Comme l'argent est le nerf de la guerre, la finance climat demeure, plus que jamais, un moyen de lutte nécessaire, voire une condition sine qua non pour sortir de l'ornière. En milieu rural ou oasien, l'adaptation climatique reste la seule solution.
«On vit durement les aléas du climat, sans pouvoir en parler ou les raconter», ainsi s'exprime, émue, une des femmes rurales témoin de son milieu de plus en plus exposé à tous les risques des changements climatiques dont l'effet ravageur n'est plus à démontrer.
Toutefois, son témoignage bien chargé de mots et d'images n'est surtout pas une exception, tant qu'elle le partage aussi largement avec d'autres femmes vivant encore dans la précarité, très sensibles aux impacts directs de ce changement climatique. En milieu rural ou oasien, les conséquences en sont aussi tangibles. Car les mêmes causes produisent les mêmes effets. L'association Tunisian Youth Impact (TYI) et celle de Protection de l'environnement et de développement durable de Bizerte (Apeddub) étaient conscientes des défis auxquels font face ces femmes rurales tunisiennes. Elles le sont encore plus, étant donné que la guerre anti-climat ne saurait être facilement gagnée. S'y adapter, en optant pour des projets d'atténuation, s'avère la meilleure solution.
Constat sans appel
Et comme l'argent est le nerf de la guerre, la finance climat demeure, plus que jamais, un moyen de lutte nécessaire, voire une condition sine qua non pour sortir de l'ornière. Et c'est la femme rurale, là où elle se trouve dans les coins reculés de la Tunisie, qui paie toujours un lourd tribut.

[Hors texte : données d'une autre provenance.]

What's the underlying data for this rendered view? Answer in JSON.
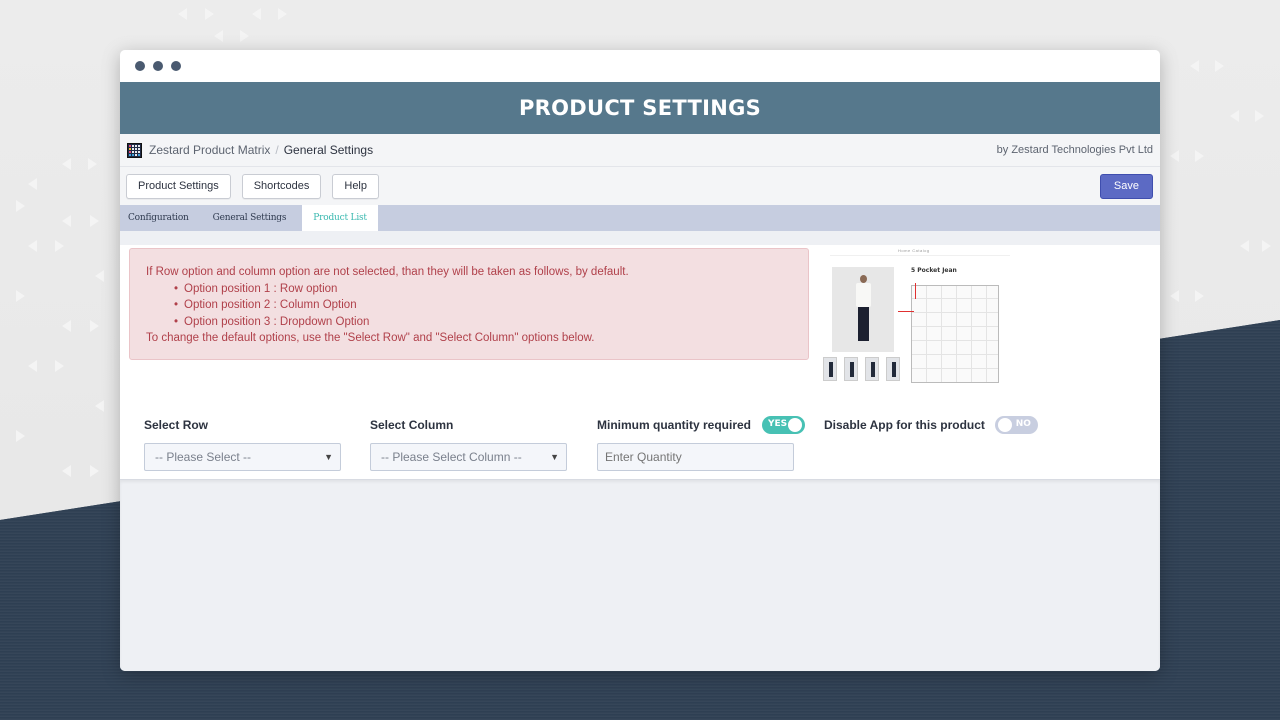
{
  "window": {
    "title": "PRODUCT SETTINGS"
  },
  "breadcrumb": {
    "app_name": "Zestard Product Matrix",
    "separator": "/",
    "current": "General Settings",
    "byline": "by Zestard Technologies Pvt Ltd",
    "logo_icon": "grid-matrix-icon"
  },
  "toolbar": {
    "buttons": [
      {
        "label": "Product Settings"
      },
      {
        "label": "Shortcodes"
      },
      {
        "label": "Help"
      }
    ],
    "save_label": "Save",
    "save_color": "#5c6ac4"
  },
  "tabs": [
    {
      "label": "Configuration",
      "active": false
    },
    {
      "label": "General Settings",
      "active": false
    },
    {
      "label": "Product List",
      "active": true
    }
  ],
  "alert": {
    "intro": "If Row option and column option are not selected, than they will be taken as follows, by default.",
    "items": [
      "Option position 1 : Row option",
      "Option position 2 : Column Option",
      "Option position 3 : Dropdown Option"
    ],
    "outro": "To change the default options, use the \"Select Row\" and \"Select Column\" options below."
  },
  "preview": {
    "product_title": "5 Pocket Jean",
    "nav": "Home  Catalog"
  },
  "form": {
    "select_row": {
      "label": "Select Row",
      "value": "-- Please Select --"
    },
    "select_column": {
      "label": "Select Column",
      "value": "-- Please Select Column --"
    },
    "min_quantity": {
      "label": "Minimum quantity required",
      "toggle_label": "YES",
      "toggle_on": true,
      "placeholder": "Enter Quantity",
      "value": ""
    },
    "disable_app": {
      "label": "Disable App for this product",
      "toggle_label": "NO",
      "toggle_on": false
    }
  },
  "colors": {
    "hero": "#56788c",
    "accent_teal": "#47c1b4",
    "alert_text": "#b0404a",
    "tabs_bg": "#c6cde0"
  }
}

Du nord au sud, le constat étant ainsi sans appel: des femmes souffrent de leur vécu, dont le besoin d'accès à l'eau potable et aux financements verts se fait de plus en plus sentir.
Et pour cause ! Le tout récent film documentaire «Klima», fruit d'une collaboration associative TYI-Apeddub, tourné en plein été sur trois mois (du 15 juin au 15 septembre dernier), vient relater un mode de vie intenable que l'on ne trouve nulle part ailleurs. Et là, cinq régions sont retenues comme zones vulnérables aux impacts climatiques : Kébili, Makther, Mahdia, Aïn Draham et Nefza. Soit des régions livrées à elles-mêmes et dont le sort demeure inartain.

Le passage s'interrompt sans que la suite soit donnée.